Last, but certainly not least, let's look at the latest U.S. manufacturing data via the Richmond Fed Index. The U.S. flash manufacturing purchasing managers index fell to a 52.0 reading in April from 54.6 in March, Markit said Tuesday. This is the lowest reading in six months. New orders slowed sharply in April, employment also expanded at a slower rate. While the index is still above 50, the level that indicates an expansion in activity, Chris Williamson, chief economist at Markit, noted that the drop in the U.S. PMI was the sharpest since June 2010. The decline "raises concerns that the U.S. manufacturing expansion is losing momentum rapidly as businesses and households worry about the impact of tax hikes and government spending cuts," Williamson said.
As you can see, the state of manufacturing is forecasting some dire demand issues around the globe, in spite of equity market trends. A possible symptom pressuring demand could be the imposed sequester, as far as the U.S. is concerned. In a recent note to clients, Muhammed El- Erian, famed chief executive at Pimco, noted that the sequester's effects should not be deemed inconsequential. One impact, he notes, will be that people will be less likely to fly the more they hear about delays. Indeed, Delta Air Lines Inc. (NYSE:DAL) invoked the sequester in its earnings report on Tuesday, when it said cuts in government spending resulted in fewer late bookings (generally at higher fares) in March and more of that, plus a softening of leisure demand, should translate into a 2% to 3% drop in April unit revenue.
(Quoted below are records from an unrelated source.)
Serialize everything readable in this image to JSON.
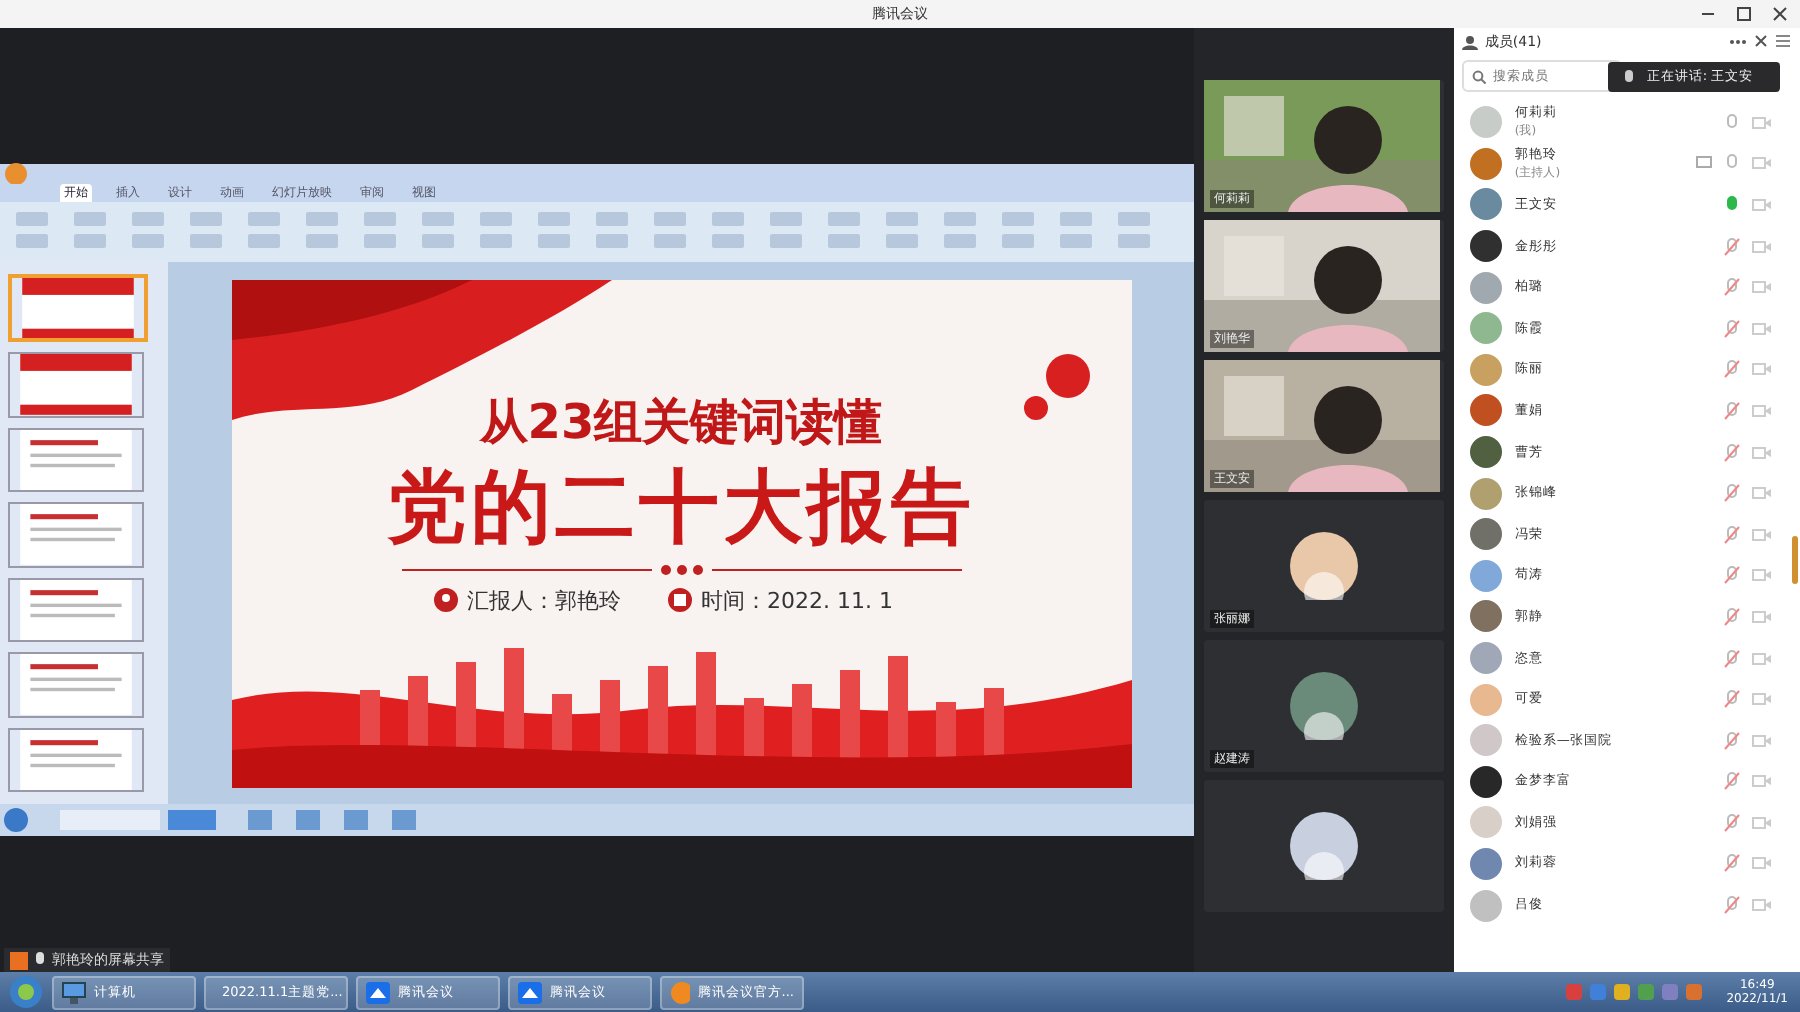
{
  "window": {
    "title": "腾讯会议"
  },
  "share": {
    "label": "郭艳玲的屏幕共享",
    "ppt": {
      "tabs": [
        {
          "label": "开始",
          "selected": true
        },
        {
          "label": "插入",
          "selected": false
        },
        {
          "label": "设计",
          "selected": false
        },
        {
          "label": "动画",
          "selected": false
        },
        {
          "label": "幻灯片放映",
          "selected": false
        },
        {
          "label": "审阅",
          "selected": false
        },
        {
          "label": "视图",
          "selected": false
        }
      ],
      "thumbnails": [
        {
          "selected": true
        },
        {
          "selected": false
        },
        {
          "selected": false
        },
        {
          "selected": false
        },
        {
          "selected": false
        },
        {
          "selected": false
        },
        {
          "selected": false
        }
      ],
      "slide": {
        "subtitle": "从23组关键词读懂",
        "title": "党的二十大报告",
        "reporter": "汇报人：郭艳玲",
        "date": "时间：2022. 11. 1"
      }
    }
  },
  "videos": [
    {
      "kind": "video",
      "name": "何莉莉",
      "color": "#7a9a5a"
    },
    {
      "kind": "video",
      "name": "刘艳华",
      "color": "#d8d4cc"
    },
    {
      "kind": "video",
      "name": "王文安",
      "color": "#b8b0a0"
    },
    {
      "kind": "avatar",
      "name": "张丽娜",
      "color": "#e8c8a8"
    },
    {
      "kind": "avatar",
      "name": "赵建涛",
      "color": "#6a8a7a"
    },
    {
      "kind": "avatar",
      "color": "#c8d0e0"
    }
  ],
  "members": {
    "title": "成员(41)",
    "search": {
      "placeholder": "搜索成员"
    },
    "speaking": "正在讲话: 王文安",
    "items": [
      {
        "name": "何莉莉",
        "role": "(我)",
        "color": "#c8ccc8",
        "muted": false,
        "speaking": false
      },
      {
        "name": "郭艳玲",
        "role": "(主持人)",
        "color": "#c07020",
        "muted": false,
        "speaking": false,
        "sharing": true
      },
      {
        "name": "王文安",
        "color": "#6a8aa0",
        "muted": false,
        "speaking": true
      },
      {
        "name": "金彤彤",
        "color": "#303030",
        "muted": true,
        "speaking": false
      },
      {
        "name": "柏璐",
        "color": "#a0a8b0",
        "muted": true,
        "speaking": false
      },
      {
        "name": "陈霞",
        "color": "#90b890",
        "muted": true,
        "speaking": false
      },
      {
        "name": "陈丽",
        "color": "#c8a060",
        "muted": true,
        "speaking": false
      },
      {
        "name": "董娟",
        "color": "#c05020",
        "muted": true,
        "speaking": false
      },
      {
        "name": "曹芳",
        "color": "#506040",
        "muted": true,
        "speaking": false
      },
      {
        "name": "张锦峰",
        "color": "#b0a070",
        "muted": true,
        "speaking": false
      },
      {
        "name": "冯荣",
        "color": "#707068",
        "muted": true,
        "speaking": false
      },
      {
        "name": "苟涛",
        "color": "#80a8d8",
        "muted": true,
        "speaking": false
      },
      {
        "name": "郭静",
        "color": "#807060",
        "muted": true,
        "speaking": false
      },
      {
        "name": "恣意",
        "color": "#a0a8b8",
        "muted": true,
        "speaking": false
      },
      {
        "name": "可爱",
        "color": "#e8b890",
        "muted": true,
        "speaking": false
      },
      {
        "name": "检验系—张国院",
        "color": "#d0c8c8",
        "muted": true,
        "speaking": false
      },
      {
        "name": "金梦李富",
        "color": "#282828",
        "muted": true,
        "speaking": false
      },
      {
        "name": "刘娟强",
        "color": "#d8d0c8",
        "muted": true,
        "speaking": false
      },
      {
        "name": "刘莉蓉",
        "color": "#7088b0",
        "muted": true,
        "speaking": false
      },
      {
        "name": "吕俊",
        "color": "#c0c0c0",
        "muted": true,
        "speaking": false
      }
    ]
  },
  "taskbar": {
    "items": [
      {
        "label": "计算机",
        "kind": "computer"
      },
      {
        "label": "2022.11.1主题党...",
        "kind": "wps"
      },
      {
        "label": "腾讯会议",
        "kind": "meeting"
      },
      {
        "label": "腾讯会议",
        "kind": "meeting"
      },
      {
        "label": "腾讯会议官方...",
        "kind": "browser"
      }
    ],
    "time": "16:49",
    "date": "2022/11/1"
  }
}
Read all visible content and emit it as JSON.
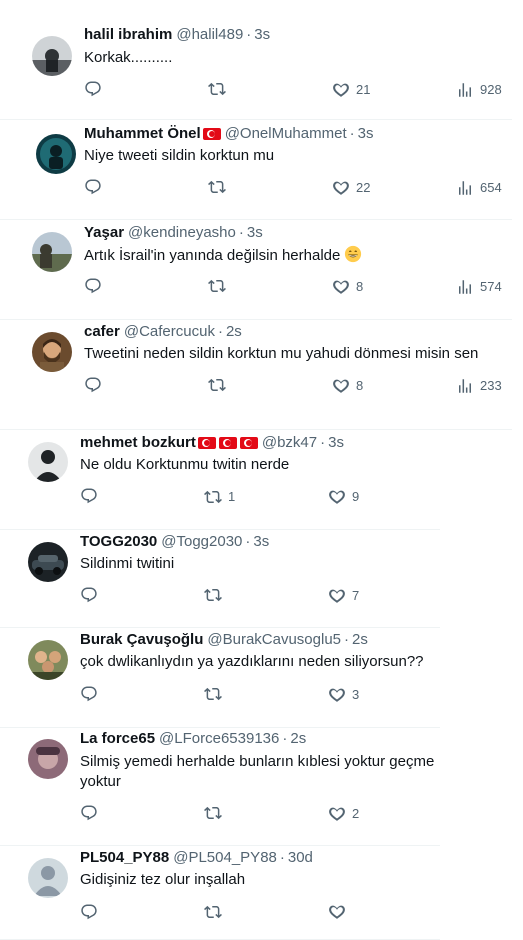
{
  "tweets": [
    {
      "name": "halil ibrahim",
      "flags": 0,
      "handle": "@halil489",
      "time": "3s",
      "text": "Korkak..........",
      "replies": "",
      "retweets": "",
      "likes": "21",
      "views": "928"
    },
    {
      "name": "Muhammet Önel",
      "flags": 1,
      "handle": "@OnelMuhammet",
      "time": "3s",
      "text": "Niye tweeti sildin korktun mu",
      "replies": "",
      "retweets": "",
      "likes": "22",
      "views": "654"
    },
    {
      "name": "Yaşar",
      "flags": 0,
      "handle": "@kendineyasho",
      "time": "3s",
      "text": "Artık İsrail'in yanında değilsin herhalde",
      "replies": "",
      "retweets": "",
      "likes": "8",
      "views": "574"
    },
    {
      "name": "cafer",
      "flags": 0,
      "handle": "@Cafercucuk",
      "time": "2s",
      "text": "Tweetini neden sildin korktun mu yahudi dönmesi misin sen",
      "replies": "",
      "retweets": "",
      "likes": "8",
      "views": "233"
    },
    {
      "name": "mehmet bozkurt",
      "flags": 3,
      "handle": "@bzk47",
      "time": "3s",
      "text": "Ne oldu Korktunmu twitin nerde",
      "replies": "",
      "retweets": "1",
      "likes": "9",
      "views": ""
    },
    {
      "name": "TOGG2030",
      "flags": 0,
      "handle": "@Togg2030",
      "time": "3s",
      "text": "Sildinmi twitini",
      "replies": "",
      "retweets": "",
      "likes": "7",
      "views": ""
    },
    {
      "name": "Burak Çavuşoğlu",
      "flags": 0,
      "handle": "@BurakCavusoglu5",
      "time": "2s",
      "text": "çok dwlikanlıydın ya yazdıklarını neden siliyorsun??",
      "replies": "",
      "retweets": "",
      "likes": "3",
      "views": ""
    },
    {
      "name": "La force65",
      "flags": 0,
      "handle": "@LForce6539136",
      "time": "2s",
      "text": "Silmiş yemedi herhalde bunların kıblesi yoktur geçme\nyoktur",
      "replies": "",
      "retweets": "",
      "likes": "2",
      "views": ""
    },
    {
      "name": "PL504_PY88",
      "flags": 0,
      "handle": "@PL504_PY88",
      "time": "30d",
      "text": "Gidişiniz tez olur inşallah",
      "replies": "",
      "retweets": "",
      "likes": "",
      "views": ""
    }
  ],
  "icons": {
    "reply": "reply-icon",
    "retweet": "retweet-icon",
    "like": "like-icon",
    "views": "views-icon",
    "emoji": "grinning-face-emoji"
  },
  "colors": {
    "text": "#0f1419",
    "secondary": "#536471",
    "divider": "#eff3f4",
    "flag": "#e30a17"
  }
}
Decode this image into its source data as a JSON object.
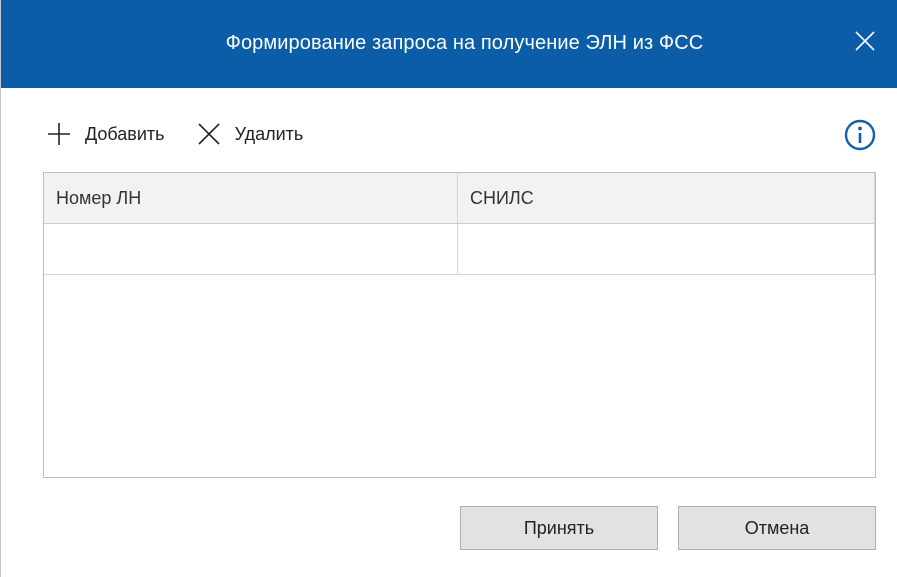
{
  "dialog": {
    "title": "Формирование запроса на получение ЭЛН из ФСС",
    "title_bar_color": "#0a5da6",
    "close_icon": "close-icon"
  },
  "toolbar": {
    "add_label": "Добавить",
    "add_icon": "plus-icon",
    "delete_label": "Удалить",
    "delete_icon": "x-icon",
    "info_icon": "info-icon"
  },
  "grid": {
    "columns": [
      "Номер ЛН",
      "СНИЛС"
    ],
    "rows": [
      [
        "",
        ""
      ]
    ]
  },
  "footer": {
    "accept_label": "Принять",
    "cancel_label": "Отмена"
  }
}
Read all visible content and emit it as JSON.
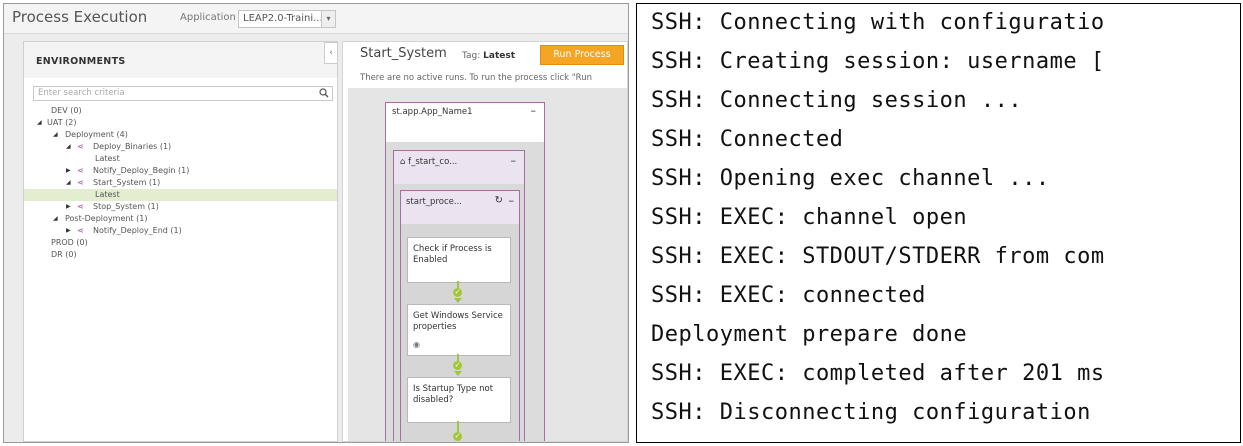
{
  "app": {
    "title": "Process Execution",
    "application_label": "Application",
    "application_value": "LEAP2.0-Traini...",
    "dropdown_glyph": "▾"
  },
  "environments": {
    "title": "ENVIRONMENTS",
    "collapse_glyph": "‹",
    "search_placeholder": "Enter search criteria",
    "search_icon": "🔍",
    "tree": [
      {
        "label": "DEV (0)"
      },
      {
        "label": "UAT (2)"
      },
      {
        "label": "Deployment (4)"
      },
      {
        "label": "Deploy_Binaries (1)"
      },
      {
        "label": "Latest"
      },
      {
        "label": "Notify_Deploy_Begin (1)"
      },
      {
        "label": "Start_System (1)"
      },
      {
        "label": "Latest"
      },
      {
        "label": "Stop_System (1)"
      },
      {
        "label": "Post-Deployment (1)"
      },
      {
        "label": "Notify_Deploy_End (1)"
      },
      {
        "label": "PROD (0)"
      },
      {
        "label": "DR (0)"
      }
    ]
  },
  "process": {
    "title": "Start_System",
    "tag_label": "Tag:",
    "tag_value": "Latest",
    "run_button": "Run Process",
    "message": "There are no active runs. To run the process click \"Run",
    "stage1": {
      "title": "st.app.App_Name1",
      "control": "–"
    },
    "stage2": {
      "title": "f_start_co...",
      "control": "–",
      "icon": "🔒"
    },
    "stage3": {
      "title": "start_proce...",
      "control": "–",
      "icon": "↻"
    },
    "steps": [
      {
        "label": "Check if Process is Enabled"
      },
      {
        "label": "Get Windows Service properties"
      },
      {
        "label": "Is Startup Type not disabled?"
      }
    ],
    "check_glyph": "✓",
    "step_marker": "◉"
  },
  "terminal": {
    "lines": [
      "SSH: Connecting with configuratio",
      "SSH: Creating session: username [",
      "SSH: Connecting session ...",
      "SSH: Connected",
      "SSH: Opening exec channel ...",
      "SSH: EXEC: channel open",
      "SSH: EXEC: STDOUT/STDERR from com",
      "SSH: EXEC: connected",
      "Deployment prepare done",
      "SSH: EXEC: completed after 201 ms",
      "SSH: Disconnecting configuration"
    ]
  }
}
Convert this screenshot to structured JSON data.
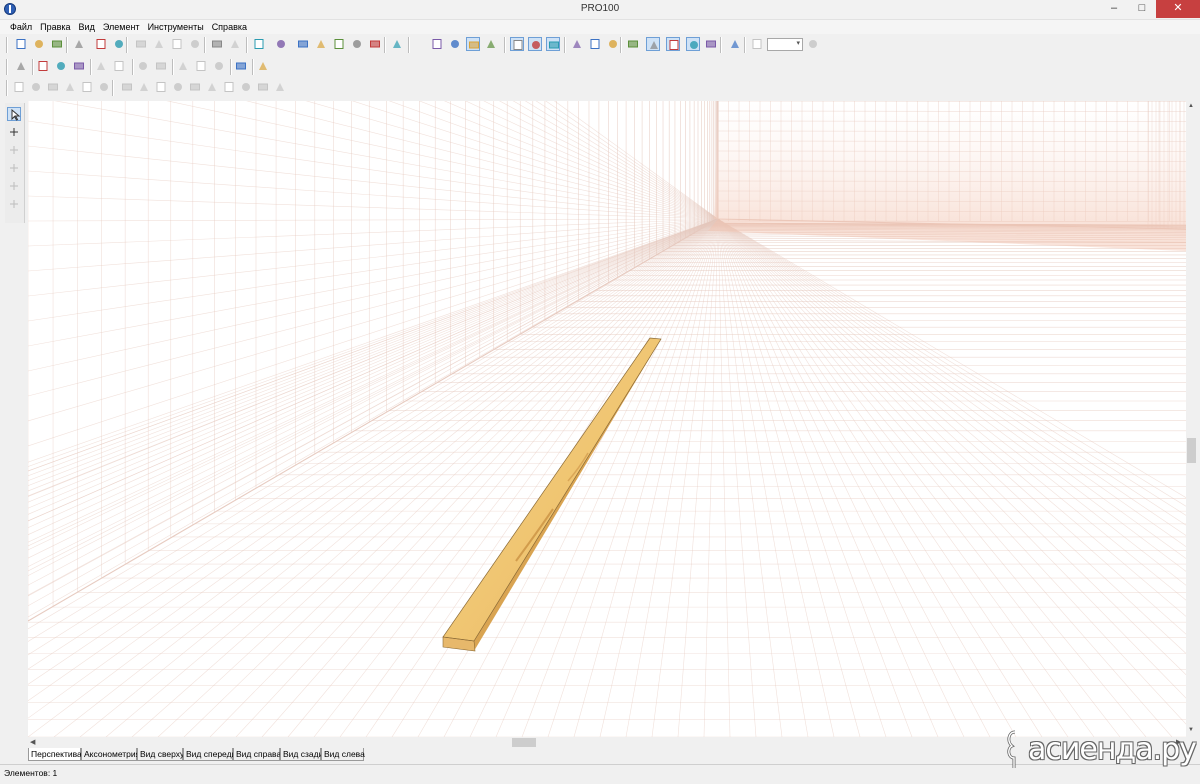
{
  "window": {
    "title": "PRO100",
    "minimize_glyph": "–",
    "maximize_glyph": "□",
    "close_glyph": "✕"
  },
  "menu": [
    "Файл",
    "Правка",
    "Вид",
    "Элемент",
    "Инструменты",
    "Справка"
  ],
  "toolbar1_icons": [
    "new-file-icon",
    "open-folder-icon",
    "save-icon",
    "properties-icon",
    "print-icon",
    "print-preview-icon",
    "cut-icon",
    "copy-icon",
    "paste-icon",
    "delete-icon",
    "undo-icon",
    "redo-icon",
    "group-icon",
    "list-icon",
    "element-1-icon",
    "element-2-icon",
    "element-3-icon",
    "element-4-icon",
    "element-5-icon",
    "sum-icon",
    "view-wire-icon",
    "view-hidden-icon",
    "view-solid-icon",
    "view-shaded-icon",
    "view-box-icon",
    "view-box-2-icon",
    "view-textured-icon",
    "dimensions-icon",
    "light-bulb-1-icon",
    "light-bulb-2-icon",
    "measure-icon",
    "ruler-icon",
    "grid-icon",
    "magnet-icon",
    "snap-icon",
    "stop-icon",
    "zoom-out-icon",
    "zoom-in-icon"
  ],
  "toolbar2_icons": [
    "select-all-icon",
    "move-vertical-icon",
    "rotate-icon",
    "pencil-icon",
    "scale-icon",
    "scale-2-icon",
    "mirror-vertical-icon",
    "mirror-horizontal-icon",
    "rotate-element-icon",
    "move-cross-icon",
    "move-up-icon",
    "edge-icon",
    "delete-element-icon"
  ],
  "toolbar3_icons": [
    "align-left-icon",
    "align-center-icon",
    "align-top-icon",
    "align-stack-icon",
    "align-right-icon",
    "align-bottom-icon",
    "distribute-h-icon",
    "distribute-v-icon",
    "distribute-3-icon",
    "distribute-4-icon",
    "align-5-icon",
    "align-6-icon",
    "align-7-icon",
    "align-8-icon",
    "align-9-icon",
    "align-10-icon"
  ],
  "left_tools": [
    "select-arrow-icon",
    "explode-icon",
    "page-icon",
    "dimension-icon",
    "edit-icon",
    "zoom-tool-icon"
  ],
  "zoom_value": "",
  "view_tabs": [
    "Перспектива",
    "Аксонометрия",
    "Вид сверху",
    "Вид спереди",
    "Вид справа",
    "Вид сзади",
    "Вид слева"
  ],
  "active_tab": "Перспектива",
  "status": "Элементов: 1",
  "watermark": "асиенда.ру",
  "colors": {
    "grid": "#e5c8bd",
    "board": "#f2c87a",
    "board_dark": "#cf9a44"
  }
}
Investors in the U.S had one more nugget of important and disappointing economic data to digest today ahead of the opening bell. Orders for big-ticket U.S. items sank 5.7% in March, mainly because of fewer jetliner bookings, but demand softened for most durable goods last month. Economists surveyed by Reuters had expected orders to drop 3.2%. Stripping out the volatile transportation sector, orders fell a smaller 1.4%, the Commerce Department said Wednesday. Orders for core capital goods, a key barometer of private-sector business investment, edged up 0.2% after a 4.8% decline in February. Shipments of core capital goods, a category used to calculate quarterly economic growth, rose 0.3% in March. Durable orders for February, meanwhile, were revised down to show a 4.3% gain from a prior reading of a 5.6% increase. The latest report suggests that activity in the manufacturing sector cooled off a bit toward the end of the first quarter, a trend evident in other industry data.
Investors have to consider the economic data as a foreshadowing of future results to come. In light of the recent economic data, coupled with the equity markets' advancement, one has to consider whether or not the equity markets are in some type of bubble and when that respective bubble might burst.